Monday, August 1, 2011

getting my effing life together


The world is a really dumb place. Its divided by those who have, those who have not, and those who just graduated from college. 
Its strange because all my life I thought moving to New York would be one of the most glamorous things I could do for myself, but as it turns out, its just one huge mindfuck equip with yellow taxi cabs and pretty areas I cant afford to live in. My apartment is about to be inspected for 6 weeks due to bedbugs that we thankfully don't have. Don't nobody really wanna clean the apartment and we don't even have a couch for Dave Chapelle to jump on and say "fuck yo couch nigga"...

Don't get me wrong, some amazing things have happened to me within the past 9 months. I met my boyfriend, who is absolutely amazing. I don't think I have ever been so smitten in my life. I actually thing I'm beginning to fall into that thing that starts with an L. Maybe he is too. I booked my first theatrical show (no i am not a stripper). Im going to be doing what I love....figuratively and literally lol, but somehow it still doesn't seem like its enough. Maybe I need more God in my life. maybe thats it. But honestly I think my moms very very Christian text messages have been getting to me, as is my third roommates low opinion of my work ethic. Now don't get me wrong, Im not the most active person alive. I quit the gym, because I don't really like it. I don’t really carpe diem every gottdamn day.
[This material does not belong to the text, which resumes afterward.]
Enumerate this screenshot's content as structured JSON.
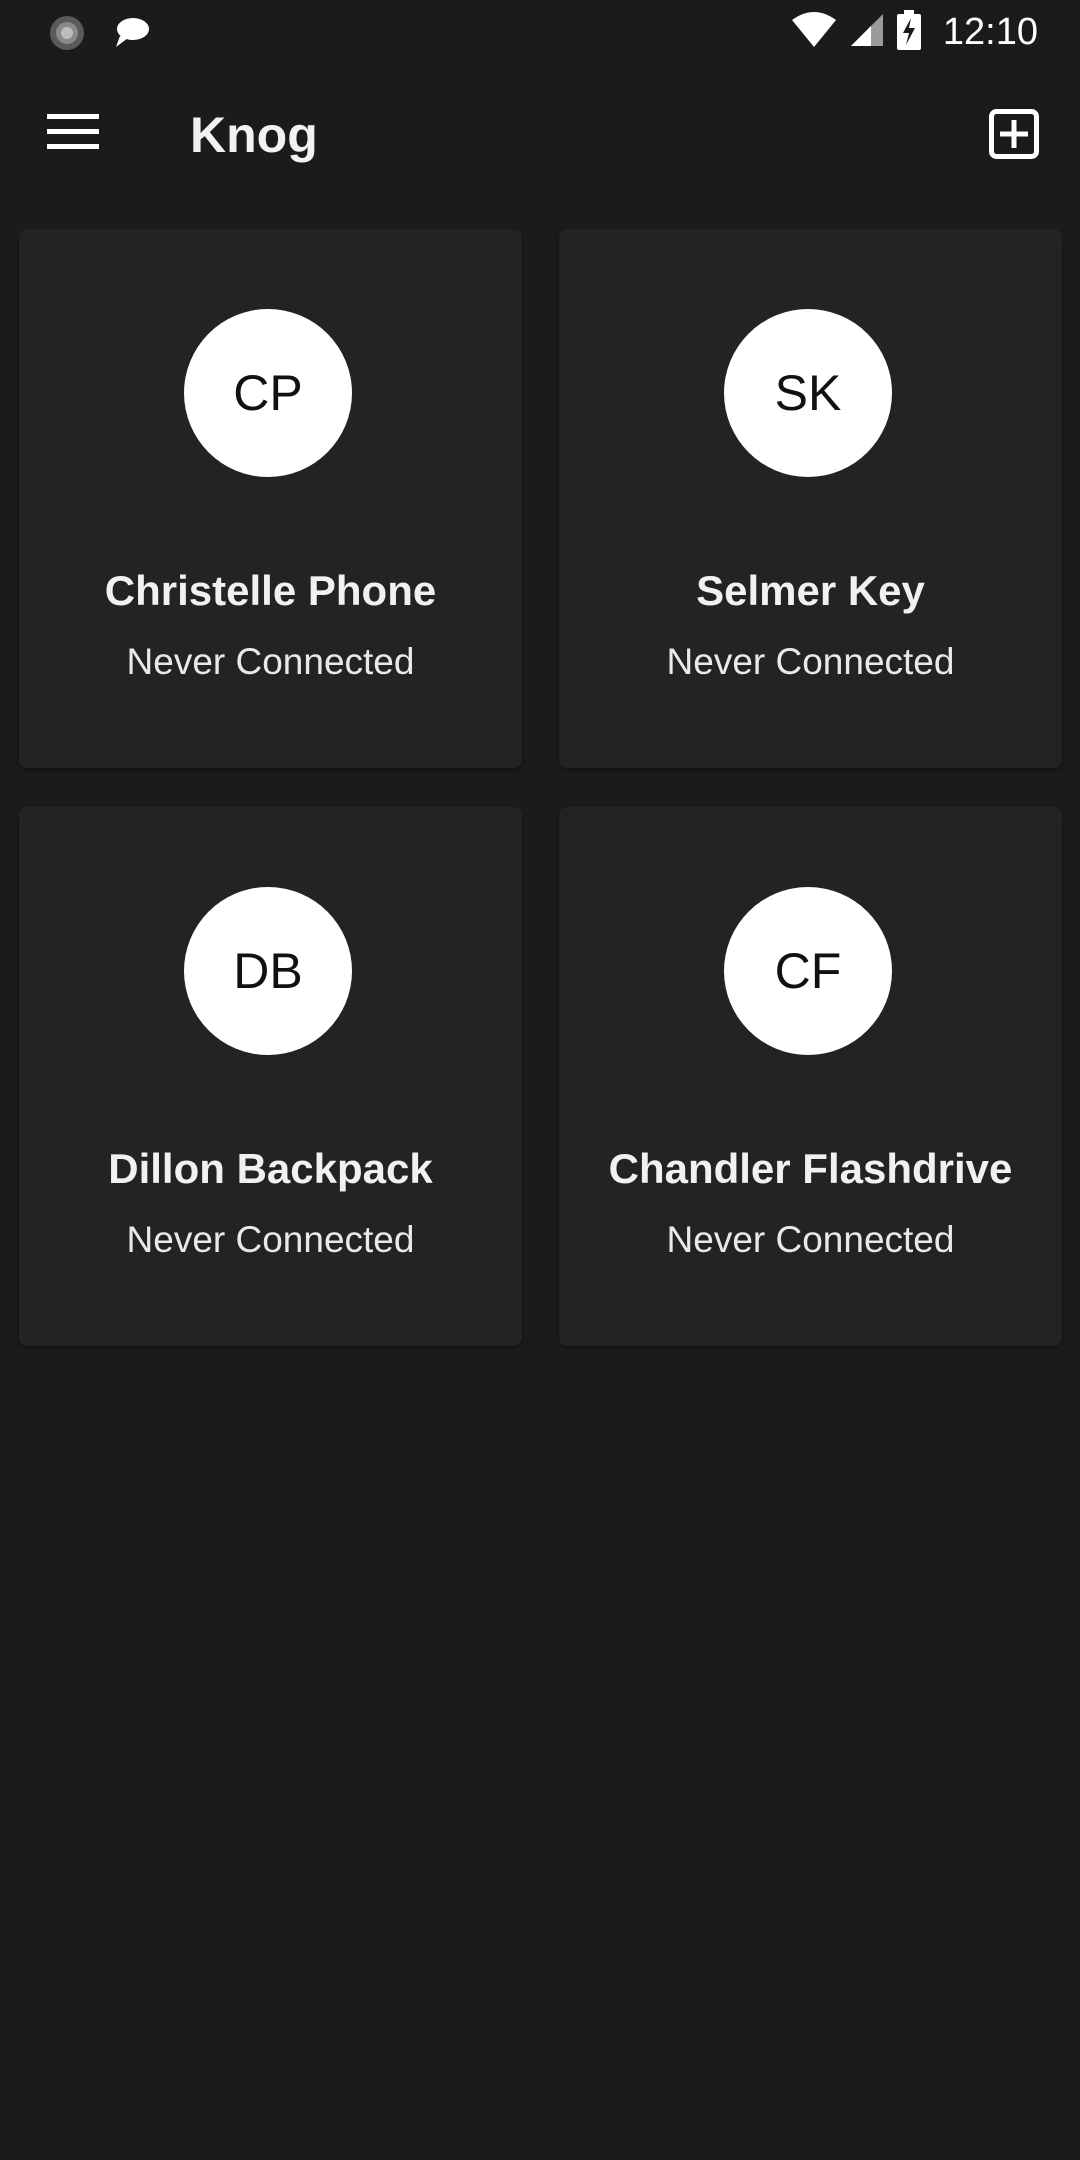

I believe in saving money by doing nothing. I mean I don’t really feel like doing anything right now except for my relationship. Is that wrong? Is it wrong that I have been single and mistreated on a consistent basis for 6 years and now I want to have a little fun and not work and not give a damn about anything other than my love life? Is it all so wrong???? Is it wrong that I did all this shit in college and I want an effing break? Is it so wrong that I don’t work a 9 to five because my dream doesn’t allow it?
I just want to take a breath on a beach without having to worry about what is coming next
Maybe Im just not self assured. I looked into positive affirmations very briefly and I think I would feel retarded telling myself that I am enough every day. My cat (biggie) would probably bite my ankle while im saying it in the mirror because of how stupid I’d look. I swear the car has a stupidity sensor. Do something crazy when Biggie’s in the room and he will bite you down to size. 
Anyway. Maybe I’ll start writing everyday. Maybe that will get me back to me without becoming a raging alchie or wino. Maybe writing is what I need. It’s either this or a one way ticket to Tahiti....and this is a shit ton cheaper.